Pero también recordé los consejos de mi hermano mayor:

Cuando estés a punto de venirte, saca el pajarillo, que le dé el aire y que respire, tú debes hacer lo mismo que él; inhalar, exhalar, y enseguida vuelves al ataque, verás que aguantarás como un toro bravo. Los ejercicios sirvieron de poco. La Lupe, me miraba sorprendida:
¿Qué haces, Robin? -preguntó.
No dije nada y volví a encajar hasta el fondo el chafarote. Esta vez, lo hice de manera brusca… y por menos tiempo, si acaso un minuto más.

Todo terminó cuando aventé un chorro blanquecino sobre la alfombra guinda.  Había tenido mi primera relación sexual. Era el hombre más feliz de la tierra. Me sentía orgulloso. Me sentía vivo. La Lupe, en cambio, parecía no haber quedado satisfecha, pero las mujeres, ya se sabe, nacieron quejumbrosas. Ella seguía meciéndose lascivamente, rejuntaba su cuerpo al mío, tenía los cachetes y las orejas rojas, y los labios hinchados. Me acerqué a ella y le di un beso en la frente, también le besé los parpados. Le pedí que me diera un momento para reponer energías. No sucedió, me quedé dormido hasta la mañana siguiente.

La Lupe me despertó:

Robin, despierta, mi mamá llega a medio día, te voy a preparar algo de desayunar, pero con una condición, que me cojas por mucho tiempo.

¿A qué te refieres? –pregunté amodorrado.

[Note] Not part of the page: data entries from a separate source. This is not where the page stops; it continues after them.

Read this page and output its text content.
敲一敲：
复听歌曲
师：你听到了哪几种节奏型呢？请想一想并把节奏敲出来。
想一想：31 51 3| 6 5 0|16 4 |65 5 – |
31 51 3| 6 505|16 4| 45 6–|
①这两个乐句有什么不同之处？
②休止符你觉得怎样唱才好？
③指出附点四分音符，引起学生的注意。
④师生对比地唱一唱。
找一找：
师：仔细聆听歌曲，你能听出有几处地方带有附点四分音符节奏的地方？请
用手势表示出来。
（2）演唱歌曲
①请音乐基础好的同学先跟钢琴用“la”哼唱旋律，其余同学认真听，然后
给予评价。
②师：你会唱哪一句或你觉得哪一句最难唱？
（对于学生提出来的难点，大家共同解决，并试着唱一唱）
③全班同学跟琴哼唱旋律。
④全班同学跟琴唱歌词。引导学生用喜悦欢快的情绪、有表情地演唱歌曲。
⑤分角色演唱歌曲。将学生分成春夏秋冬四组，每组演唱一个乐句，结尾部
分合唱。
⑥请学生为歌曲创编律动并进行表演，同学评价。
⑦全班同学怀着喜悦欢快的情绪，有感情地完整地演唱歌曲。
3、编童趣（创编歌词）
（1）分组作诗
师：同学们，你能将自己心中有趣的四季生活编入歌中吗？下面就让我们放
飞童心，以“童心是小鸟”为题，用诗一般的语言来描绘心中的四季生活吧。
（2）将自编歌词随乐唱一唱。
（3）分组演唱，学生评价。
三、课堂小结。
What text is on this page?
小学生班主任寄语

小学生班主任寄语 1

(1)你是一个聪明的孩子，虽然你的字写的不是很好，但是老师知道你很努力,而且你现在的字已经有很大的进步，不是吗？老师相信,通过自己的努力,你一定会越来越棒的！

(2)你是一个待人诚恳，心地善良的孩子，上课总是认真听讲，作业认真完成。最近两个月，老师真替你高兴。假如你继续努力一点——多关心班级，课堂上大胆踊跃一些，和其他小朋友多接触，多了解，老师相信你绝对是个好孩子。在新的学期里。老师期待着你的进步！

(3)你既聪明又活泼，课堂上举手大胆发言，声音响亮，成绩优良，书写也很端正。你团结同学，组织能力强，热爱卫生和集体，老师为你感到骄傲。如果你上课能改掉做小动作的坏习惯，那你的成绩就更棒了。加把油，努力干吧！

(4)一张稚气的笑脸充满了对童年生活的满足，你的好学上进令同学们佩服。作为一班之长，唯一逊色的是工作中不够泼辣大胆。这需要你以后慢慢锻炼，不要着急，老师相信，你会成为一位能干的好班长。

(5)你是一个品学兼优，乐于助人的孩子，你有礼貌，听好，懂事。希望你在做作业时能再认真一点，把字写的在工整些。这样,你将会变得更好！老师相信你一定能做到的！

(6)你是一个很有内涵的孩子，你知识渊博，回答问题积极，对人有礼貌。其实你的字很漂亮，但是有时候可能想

Sí, a que por lo menos aguantes más de dos minutos.

El tiempo es relativo, muñeca –dije mientras bostezaba.

No mames, Robin, estoy hablando en serio –dijo La Lupe.

Te voy a decir algo que le oí a mi hermano, el orgasmo, es como la tierra.

¿Y cómo es eso?

Hay Lupe, mi amor, el orgasmo, como la tierra, es de quien la trabaja.

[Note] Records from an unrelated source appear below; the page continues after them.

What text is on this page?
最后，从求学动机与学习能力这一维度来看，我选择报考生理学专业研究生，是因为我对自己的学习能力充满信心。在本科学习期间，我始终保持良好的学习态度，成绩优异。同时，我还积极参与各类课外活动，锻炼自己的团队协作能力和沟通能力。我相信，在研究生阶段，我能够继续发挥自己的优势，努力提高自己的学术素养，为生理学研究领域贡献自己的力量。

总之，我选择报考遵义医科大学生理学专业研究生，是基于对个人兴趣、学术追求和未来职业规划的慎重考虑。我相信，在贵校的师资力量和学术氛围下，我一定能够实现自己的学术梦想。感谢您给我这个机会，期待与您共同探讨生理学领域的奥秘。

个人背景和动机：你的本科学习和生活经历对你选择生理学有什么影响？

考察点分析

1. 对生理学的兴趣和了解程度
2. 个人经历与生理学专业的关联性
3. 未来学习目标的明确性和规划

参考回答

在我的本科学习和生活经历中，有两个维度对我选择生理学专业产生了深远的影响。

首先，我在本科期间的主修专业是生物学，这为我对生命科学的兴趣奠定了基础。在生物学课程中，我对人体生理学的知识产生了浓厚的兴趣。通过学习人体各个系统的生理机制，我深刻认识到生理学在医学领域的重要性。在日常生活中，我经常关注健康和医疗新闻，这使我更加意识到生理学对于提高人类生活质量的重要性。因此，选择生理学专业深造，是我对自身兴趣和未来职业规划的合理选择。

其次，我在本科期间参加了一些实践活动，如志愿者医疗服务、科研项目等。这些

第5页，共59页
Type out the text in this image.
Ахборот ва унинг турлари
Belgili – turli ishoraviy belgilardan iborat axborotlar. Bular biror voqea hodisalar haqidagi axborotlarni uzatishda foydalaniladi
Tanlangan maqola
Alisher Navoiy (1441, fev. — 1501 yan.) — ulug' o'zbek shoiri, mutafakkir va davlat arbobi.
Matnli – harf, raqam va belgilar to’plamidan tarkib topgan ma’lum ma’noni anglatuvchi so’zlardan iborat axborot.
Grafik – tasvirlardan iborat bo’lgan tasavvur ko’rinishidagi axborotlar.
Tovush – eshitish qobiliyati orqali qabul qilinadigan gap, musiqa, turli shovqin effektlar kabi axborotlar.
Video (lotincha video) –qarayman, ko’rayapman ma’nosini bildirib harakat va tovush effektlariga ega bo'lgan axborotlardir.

Tu hermano es un pendejo –dijo enojada La Lupe.

Ven acá, Lupe de mi amor –me acerqué hasta ella y la llené de nalgadas y de besos. Enseguida dio un brinco de la cama. Y mientras se ponía una bata muy coqueta me preguntó:
¿Jugo o café?
Jugo, la cafeína me pone nervioso, mi amor. -dije.
¿Chilaquiles o huevos estrellados?
Chilaquiles, con un huevito tierno y estrellado encima, perdona pero amanecí hambriento.

Ella esbozó una linda sonrisa y salió del cuarto. Yo me volví a dormir otro ratito. Más tarde comimos. Y poco después, volvimos a coger. Más de dos minutos, claro. Quizá tres.